Many of them found their way to the nearest African seaport towns, Oran, Algiers and Bugia. The inhabitants, who feared that their towns would be overcrowded from such a vast influx, shot at the Jews as they landed, and killed many of them. An eminent Jew at the court of Barbary, however, addressed the sultan in behalf of his unhappy brethren, and obtained leave for them to land. They were not allowed to enter the towns, probably because the pestilence had broken out among them, too. They could only build themselves wooden huts outside the walls. The children collected wood, and their elders nailed the boards together for temporary dwellings. But they did not long enjoy even this miserable shelter, as one day a fire broke out in one of the huts, and soon laid the whole camp in ashes.

Those who settled in Fez suffered a still more terrible lot. Here also the inhabitants would not admit them, fearing that such an influx of human beings would raise the price of the necessaries of life. They had to encamp in the fields, and live on roots and herbs like cattle. On the Sabbath they stripped the plants with their teeth, in order not to desecrate the holy day by gathering them. Starvation, pestilence, and the unfriendliness of the Mahometan people vied with each other in inflicting misery upon the Jews. In their awful despair, fathers were driven to sell their children as slaves to obtain bread. Mothers killed their little ones that they might not see them perish from the pangs of hunger. Avaricious captains took advantage of the distress of the parents to entice starving children on board their vessels with offers of bread, and, deaf to the cries and entreaties of the parents, carried them off to distant lands, where they sold them for a good price. Later, the ruler of Fez, probably at the representation of the original Jewish inhabitants, proclaimed that Jewish children who had been sold for bread, and other necessaries of life, should be set at liberty.

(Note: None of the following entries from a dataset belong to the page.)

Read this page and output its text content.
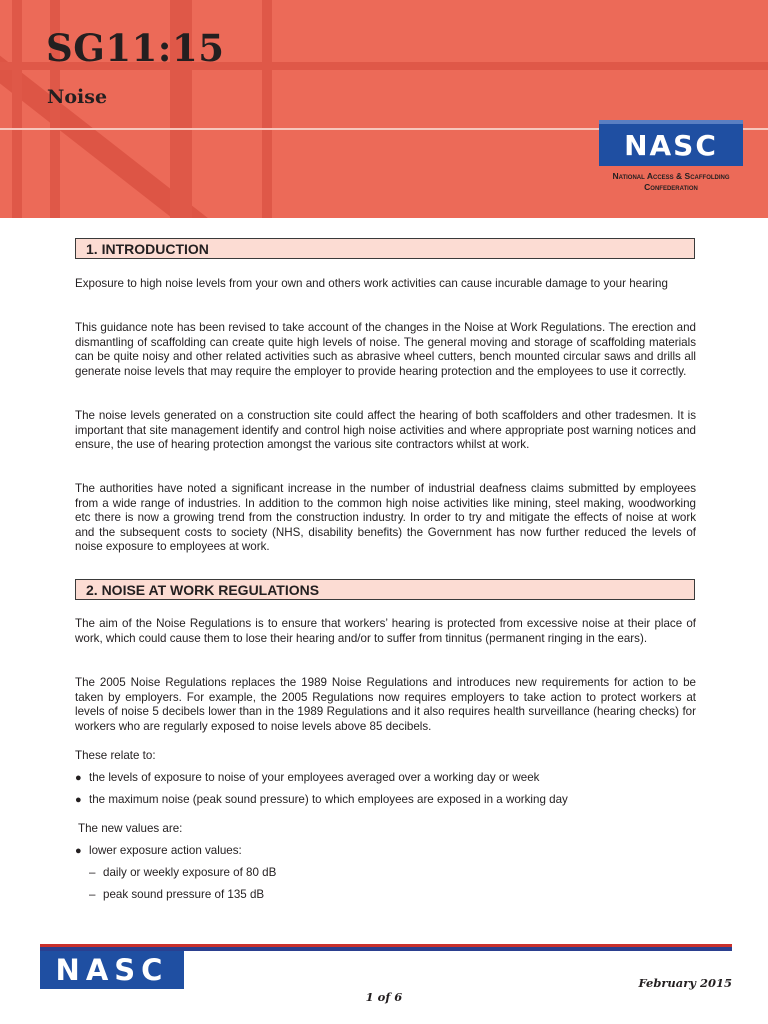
SG11:15
Noise
NASC
National Access & Scaffolding
Confederation
1. INTRODUCTION

Exposure to high noise levels from your own and others work activities can cause incurable damage to your hearing

This guidance note has been revised to take account of the changes in the Noise at Work Regulations. The erection and dismantling of scaffolding can create quite high levels of noise. The general moving and storage of scaffolding materials can be quite noisy and other related activities such as abrasive wheel cutters, bench mounted circular saws and drills all generate noise levels that may require the employer to provide hearing protection and the employees to use it correctly.

The noise levels generated on a construction site could affect the hearing of both scaffolders and other tradesmen. It is important that site management identify and control high noise activities and where appropriate post warning notices and ensure, the use of hearing protection amongst the various site contractors whilst at work.

The authorities have noted a significant increase in the number of industrial deafness claims submitted by employees from a wide range of industries. In addition to the common high noise activities like mining, steel making, woodworking etc there is now a growing trend from the construction industry. In order to try and mitigate the effects of noise at work and the subsequent costs to society (NHS, disability benefits) the Government has now further reduced the levels of noise exposure to employees at work.

2. NOISE AT WORK REGULATIONS

The aim of the Noise Regulations is to ensure that workers’ hearing is protected from excessive noise at their place of work, which could cause them to lose their hearing and/or to suffer from tinnitus (permanent ringing in the ears).

The 2005 Noise Regulations replaces the 1989 Noise Regulations and introduces new requirements for action to be taken by employers. For example, the 2005 Regulations now requires employers to take action to protect workers at levels of noise 5 decibels lower than in the 1989 Regulations and it also requires health surveillance (hearing checks) for workers who are regularly exposed to noise levels above 85 decibels.

These relate to:

● the levels of exposure to noise of your employees averaged over a working day or week

● the maximum noise (peak sound pressure) to which employees are exposed in a working day

The new values are:

● lower exposure action values:

– daily or weekly exposure of 80 dB

– peak sound pressure of 135 dB

NASC	February 2015
1 of 6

The descriptions by their contemporaries of the sufferings of the Jews make one's hair stand on end. They were dogged whithersoever they went. Those whom plague and starvation had spared, fell into the hands of brutalized men. The report got about that the Spanish Jews had swallowed the gold and silver which they had been forbidden to carry away, intending to use it later on. Cannibals, therefore, ripped open their bodies to seek for coin in their entrails. The Genoese ship-folk behaved most inhumanly to the wanderers who had trusted their lives to them. From avarice, or sheer delight in the death agonies of the Jews, they flung many of them into the sea. One captain offered insult to the beautiful daughter of a Jewish wanderer. Her name was Paloma (Dove), and to escape shame, the mother threw her and her other daughters and then herself into the waves. The wretched father composed a heartbreaking lamentation for his lost dear ones.

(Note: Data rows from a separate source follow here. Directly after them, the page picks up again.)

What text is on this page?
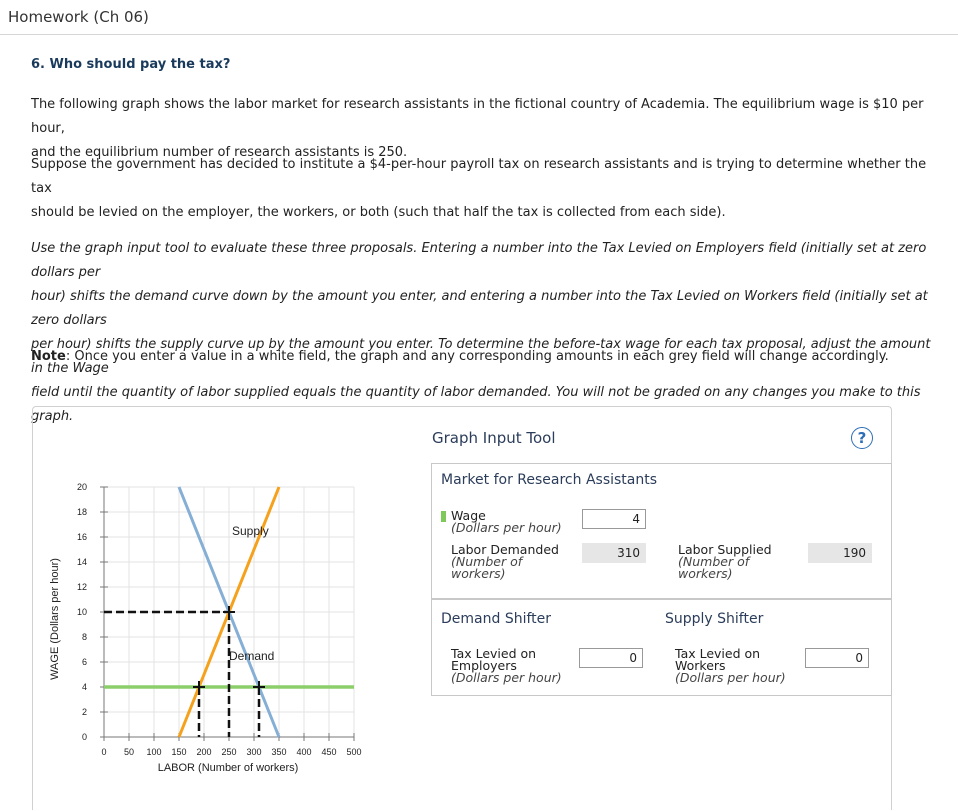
Homework (Ch 06)
6. Who should pay the tax?
The following graph shows the labor market for research assistants in the fictional country of Academia. The equilibrium wage is $10 per hour,
and the equilibrium number of research assistants is 250.
Suppose the government has decided to institute a $4-per-hour payroll tax on research assistants and is trying to determine whether the tax
should be levied on the employer, the workers, or both (such that half the tax is collected from each side).
Use the graph input tool to evaluate these three proposals. Entering a number into the Tax Levied on Employers field (initially set at zero dollars per
hour) shifts the demand curve down by the amount you enter, and entering a number into the Tax Levied on Workers field (initially set at zero dollars
per hour) shifts the supply curve up by the amount you enter. To determine the before-tax wage for each tax proposal, adjust the amount in the Wage
field until the quantity of labor supplied equals the quantity of labor demanded. You will not be graded on any changes you make to this graph.
Note: Once you enter a value in a white field, the graph and any corresponding amounts in each grey field will change accordingly.
0 50 100 150 200 250 300 350 400 450 500
0
2
4
6
8
10
12
14
16
18
20
WAGE (Dollars per hour)
LABOR (Number of workers)
Supply
Demand
Graph Input Tool	?
Market for Research Assistants
Wage
(Dollars per hour)
4
Labor Demanded
(Number of
workers)
310	Labor Supplied
(Number of
workers)
190
Demand Shifter
Tax Levied on
Employers
(Dollars per hour)
0
Supply Shifter
Tax Levied on
Workers
(Dollars per hour)
0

Those who reached the port of Genoa had to contend with new miseries. In this thriving town there was a law that Jews might not remain there for longer than three days. As the ships which were to convey the Jews thence required repairing, the authorities conceded the permission for them to remain, not in the town, but upon the Mole, until the vessels were ready for sea. Like ghosts, pale, shrunken, hollow-eyed, gaunt, they went on shore, and if they had not moved, impelled by instinct to get out of their floating prison, they might have been taken for so many corpses. The starving children went into the churches, and allowed themselves to be baptized for a morsel of bread; and Christians were merciless enough not merely to accept such sacrifices, but with the cross in one hand, and bread in the other, to go among the Jews and tempt them to become converted. Only a short time had been granted them on the Mole, but a great part of the winter passed before the repairs were completed. The longer they remained, the more their numbers diminished, through the passing over to Christianity of the younger members, and many fell victims to plagues of all kinds. Other Italian towns would not allow them to land even for a short time, partly because it was a year of famine, partly because the Jews brought the plague with them.